Accueil > Actualités > DOSSIERS > Côte d’Ivoire • • mercredi 1er juin 2011 à 18h34min

La fête est finie. Yamoussoukro est sans doute redevenue la ville fantôme qu’elle n’a jamais cessé d’être. Y compris au temps du « Vieux ». Mais, en ce temps-là, c’était une ville plaisante dont les infrastructures étaient en bon état. Une vitrine du savoir-faire de Bouygues qui y avait construit quelques unes de ses plus belles réalisations.

Quand, il y a vingt ans, le 26 juillet 1991, je lui faisais remarquer que le groupe français en « avait fait un peu trop » dans cette ville, Martin Bouygues était « sorti de ses gonds ». « Je ne suis pas d’accord avec vous.

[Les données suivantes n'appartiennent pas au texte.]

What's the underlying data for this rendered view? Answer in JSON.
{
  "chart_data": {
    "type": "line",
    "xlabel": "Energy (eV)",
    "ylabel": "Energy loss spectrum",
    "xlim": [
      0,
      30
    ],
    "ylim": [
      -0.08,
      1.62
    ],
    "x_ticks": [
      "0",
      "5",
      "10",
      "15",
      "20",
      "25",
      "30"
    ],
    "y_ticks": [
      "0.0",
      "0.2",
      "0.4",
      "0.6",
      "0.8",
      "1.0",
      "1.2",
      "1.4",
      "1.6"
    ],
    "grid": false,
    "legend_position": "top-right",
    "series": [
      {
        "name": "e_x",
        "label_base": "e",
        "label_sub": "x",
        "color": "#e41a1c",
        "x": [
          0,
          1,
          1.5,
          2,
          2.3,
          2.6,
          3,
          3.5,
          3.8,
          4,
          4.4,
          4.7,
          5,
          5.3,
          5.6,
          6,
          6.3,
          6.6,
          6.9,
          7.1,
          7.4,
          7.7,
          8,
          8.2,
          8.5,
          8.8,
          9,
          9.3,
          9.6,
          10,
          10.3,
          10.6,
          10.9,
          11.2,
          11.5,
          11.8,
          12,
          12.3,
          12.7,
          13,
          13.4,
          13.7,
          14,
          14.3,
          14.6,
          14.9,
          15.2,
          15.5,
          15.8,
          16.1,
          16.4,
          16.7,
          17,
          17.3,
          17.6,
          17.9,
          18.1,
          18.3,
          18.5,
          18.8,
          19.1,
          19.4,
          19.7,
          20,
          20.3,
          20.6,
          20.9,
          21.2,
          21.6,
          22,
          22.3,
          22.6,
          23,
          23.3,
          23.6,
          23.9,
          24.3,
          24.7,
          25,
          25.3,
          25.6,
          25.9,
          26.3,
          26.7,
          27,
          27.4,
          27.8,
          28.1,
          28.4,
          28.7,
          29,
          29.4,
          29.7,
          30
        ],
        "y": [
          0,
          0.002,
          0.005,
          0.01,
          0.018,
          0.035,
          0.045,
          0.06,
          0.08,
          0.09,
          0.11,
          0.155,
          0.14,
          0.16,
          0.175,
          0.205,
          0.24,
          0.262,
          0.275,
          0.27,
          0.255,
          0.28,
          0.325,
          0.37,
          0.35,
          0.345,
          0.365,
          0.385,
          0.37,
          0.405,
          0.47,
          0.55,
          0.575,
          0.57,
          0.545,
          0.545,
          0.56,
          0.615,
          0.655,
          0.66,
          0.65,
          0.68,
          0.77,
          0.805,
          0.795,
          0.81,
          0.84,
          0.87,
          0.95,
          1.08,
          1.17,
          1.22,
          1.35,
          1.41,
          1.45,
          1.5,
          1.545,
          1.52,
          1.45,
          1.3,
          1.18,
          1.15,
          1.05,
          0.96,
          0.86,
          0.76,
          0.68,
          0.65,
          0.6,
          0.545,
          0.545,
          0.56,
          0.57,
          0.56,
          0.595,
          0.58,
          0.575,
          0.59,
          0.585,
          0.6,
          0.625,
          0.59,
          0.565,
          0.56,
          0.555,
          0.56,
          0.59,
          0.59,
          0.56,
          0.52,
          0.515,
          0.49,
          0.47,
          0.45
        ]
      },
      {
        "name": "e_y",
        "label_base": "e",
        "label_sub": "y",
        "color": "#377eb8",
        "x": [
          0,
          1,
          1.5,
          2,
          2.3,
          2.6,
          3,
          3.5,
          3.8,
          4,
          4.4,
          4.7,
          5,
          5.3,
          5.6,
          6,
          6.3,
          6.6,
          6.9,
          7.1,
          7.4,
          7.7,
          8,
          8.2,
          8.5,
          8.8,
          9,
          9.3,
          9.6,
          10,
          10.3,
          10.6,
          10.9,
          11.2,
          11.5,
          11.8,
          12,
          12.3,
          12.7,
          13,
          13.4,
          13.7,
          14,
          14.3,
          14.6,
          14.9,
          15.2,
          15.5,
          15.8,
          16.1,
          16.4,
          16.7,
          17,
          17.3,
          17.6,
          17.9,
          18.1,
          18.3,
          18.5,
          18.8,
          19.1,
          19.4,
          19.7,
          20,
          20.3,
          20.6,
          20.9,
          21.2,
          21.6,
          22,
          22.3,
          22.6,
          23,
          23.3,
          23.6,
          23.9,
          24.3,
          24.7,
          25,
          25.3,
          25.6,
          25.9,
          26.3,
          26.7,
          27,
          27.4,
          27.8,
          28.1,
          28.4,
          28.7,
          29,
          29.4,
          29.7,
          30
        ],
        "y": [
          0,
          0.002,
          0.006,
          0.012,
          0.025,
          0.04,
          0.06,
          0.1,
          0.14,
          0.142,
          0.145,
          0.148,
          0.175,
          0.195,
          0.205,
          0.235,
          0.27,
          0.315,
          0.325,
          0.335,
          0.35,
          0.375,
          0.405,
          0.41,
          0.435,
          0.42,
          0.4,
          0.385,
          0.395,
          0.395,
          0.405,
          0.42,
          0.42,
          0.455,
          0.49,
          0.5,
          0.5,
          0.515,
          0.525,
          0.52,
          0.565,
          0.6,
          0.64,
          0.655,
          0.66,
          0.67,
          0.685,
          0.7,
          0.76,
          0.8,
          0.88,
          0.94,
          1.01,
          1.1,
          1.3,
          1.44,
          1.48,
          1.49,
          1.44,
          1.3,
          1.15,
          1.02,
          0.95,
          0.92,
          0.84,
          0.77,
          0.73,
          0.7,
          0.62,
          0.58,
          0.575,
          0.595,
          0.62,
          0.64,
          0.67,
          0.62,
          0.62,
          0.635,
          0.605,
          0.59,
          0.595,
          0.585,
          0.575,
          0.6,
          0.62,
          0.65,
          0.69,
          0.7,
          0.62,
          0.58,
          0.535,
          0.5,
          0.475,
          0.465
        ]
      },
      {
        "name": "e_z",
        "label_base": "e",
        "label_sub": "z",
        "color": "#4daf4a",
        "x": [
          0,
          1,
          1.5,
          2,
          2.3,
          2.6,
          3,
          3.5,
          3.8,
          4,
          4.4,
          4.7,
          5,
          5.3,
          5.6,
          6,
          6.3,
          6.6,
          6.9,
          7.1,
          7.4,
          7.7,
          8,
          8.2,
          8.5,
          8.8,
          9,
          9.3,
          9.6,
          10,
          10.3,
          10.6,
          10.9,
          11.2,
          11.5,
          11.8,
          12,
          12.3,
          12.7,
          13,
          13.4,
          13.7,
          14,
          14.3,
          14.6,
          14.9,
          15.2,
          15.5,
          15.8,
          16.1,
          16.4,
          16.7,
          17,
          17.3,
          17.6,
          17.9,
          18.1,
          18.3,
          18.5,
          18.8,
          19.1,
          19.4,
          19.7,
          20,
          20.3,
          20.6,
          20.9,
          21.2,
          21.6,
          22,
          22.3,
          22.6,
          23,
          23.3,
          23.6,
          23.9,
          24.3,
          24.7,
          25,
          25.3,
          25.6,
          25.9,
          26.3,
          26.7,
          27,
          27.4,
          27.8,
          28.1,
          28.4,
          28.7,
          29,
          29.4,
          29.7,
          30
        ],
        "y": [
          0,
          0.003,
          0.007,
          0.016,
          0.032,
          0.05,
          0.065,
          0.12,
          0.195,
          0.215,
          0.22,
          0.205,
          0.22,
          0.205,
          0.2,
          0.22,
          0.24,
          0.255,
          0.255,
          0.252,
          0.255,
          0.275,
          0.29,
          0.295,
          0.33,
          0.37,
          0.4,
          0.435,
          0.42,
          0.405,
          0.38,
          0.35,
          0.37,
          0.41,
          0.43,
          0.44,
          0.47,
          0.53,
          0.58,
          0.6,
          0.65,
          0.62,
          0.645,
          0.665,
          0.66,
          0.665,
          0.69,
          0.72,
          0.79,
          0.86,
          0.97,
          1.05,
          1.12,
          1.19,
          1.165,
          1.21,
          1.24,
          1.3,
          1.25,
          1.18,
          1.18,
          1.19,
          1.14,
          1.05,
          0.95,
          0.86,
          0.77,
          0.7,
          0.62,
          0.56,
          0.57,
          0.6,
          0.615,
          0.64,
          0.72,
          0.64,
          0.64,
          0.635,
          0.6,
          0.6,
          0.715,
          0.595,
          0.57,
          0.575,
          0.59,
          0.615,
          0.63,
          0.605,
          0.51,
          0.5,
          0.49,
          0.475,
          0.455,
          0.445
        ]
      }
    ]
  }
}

Pas du tout. On va me taxer d’être partisan en disant cela, mais peu importe, cela ne m’empêchera pas de m’exprimer. Les écoles de Yamoussoukro sont, pour les Africains, une bonne opportunité pour sortir de leur condition de pays en voie de développement manquant de cadres et, surtout, de cadres supérieurs. Quand vous dites qu’en France il n’y a pas d’écoles supérieures de cette qualité là, et bien, c’est dommage ! Oui, c’est dommage. Pourquoi doit-on faire travailler les élèves et les étudiants dans des locaux souvent mal entretenus […] Comment peut-on former des cadres de haut niveau en les faisant travailler dans des gourbis ? Ce n’est pas possible ! Il faut les faire travailler dans des structures modernes ». Martin Bouygues allait longuement épiloguer sur cette affaire soulignant que les équipements étaient « maintenus dans un état impeccable ». C’était il y a vingt ans. Et la Côte d’Ivoire d’alors n’est plus la Côte d’Ivoire d’aujourd’hui. Il y a vingt ans, le « Vieux » était vivant et Alassane Ouattara était son premier ministre.

Trop préoccupés d’être sur les photos ou à la bonne table lors du dîner, les 1.000 à 2.000 invités - dont une vingtaine de chefs d’Etat d’Afrique noire - qui ont participé, le 21 mai 2011, à l’investiture du nouveau président de la République de Côte d’Ivoire, n’ont sans doute pas eu le temps de constater combien la « capitale » du pays avait perdu de son éclat et était devenue un cadre vide. Le symbole d’un pays en ruine. Ce n’est pas demain, d’ailleurs, que les institutions de la République pourront y être transférées malgré la volonté affirmée du chef de l’Etat (c’était, aussi, la « volonté affirmée » de ses prédécesseurs) ; pourtant, les seuls travaux entrepris ici au cours de la dernière décennie (au printemps 2008, Laurent Gbagbo avait fait visiter le chantier à son ami « socialiste » Jack Lang) n’ont jamais concerné que les immeubles « politiques » (palais présidentiel, hôtel des députés, palais de l’Assemblée, palais du Sénat…) ; les réalisations de Bouygues, quant à elles, consacrées à l’acquisition de la connaissance, sont totalement délabrées. Là encore, c’est symbolique d’une démarche qui privilégie la forme sur le fond*.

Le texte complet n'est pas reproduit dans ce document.